Velvets – Silk Velvet
Silk is used to make the most luxurious of all velvet fabrics. Silk yarn is best known for its beautiful lustre and its attraction to dyes to produce rich, sumptuous colours. Northcroft Fabrics offers a wide choice of silk velvet fabric including plain silk velvet, antique silk velvet and gaufrage silk velvet, and has made specially dyed silk velvets for historic houses where an exact colour is required to reproduce the original furnishings.
Silk velvet is most commonly associated with the wealthy and royal. For hundreds of years, silk velvet fabric was draped across castle walls and adorned regal dresses across continents. From Kashmir in the Middle Ages to Belgium and Italy during the Renaissance period, silk velvets were synonymous with fabrics of nobility and royalty.

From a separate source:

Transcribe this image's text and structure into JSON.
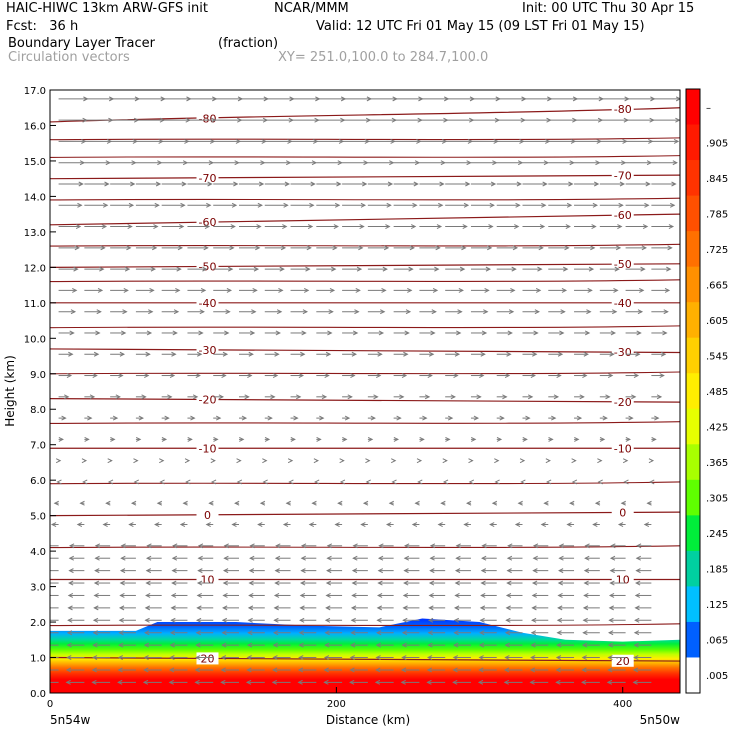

In the modern day, silk has a reputation for being the epitome of high fashion; for this reason, it is also one of the most expensive fabrics in the world. The richest form of silk is produced from the cocoon of mulberry silkworm larvae, which lay their eggs on special paper and only eat fresh mulberry leaves. Each cocoon can yield 1,000 yards of raw silk thread, which is then spun to produce a ‘yarn’ of silk. The process, being time consuming and extremely delicate, also contributes to the high cost of the material. Silk gets its shimmer from its structure, which is a triangular prism that reflects incoming light at varying angles. Silk is known to have first developed in ancient China, with some of the earliest examples found as early as 3500 BC.
Silk velvet fabrics from Northcroft Fabrics:
Windsor is a plain silk velvet fabric in a large range of colours whilst Buckingham is an antique velvet woven with a contrasting slub as was often made in the 17th and 18th Centuries. Beaufort is a gaufrage velvet, complimenting the Windsor, and Verona is a cut and uncut jacquard velvet.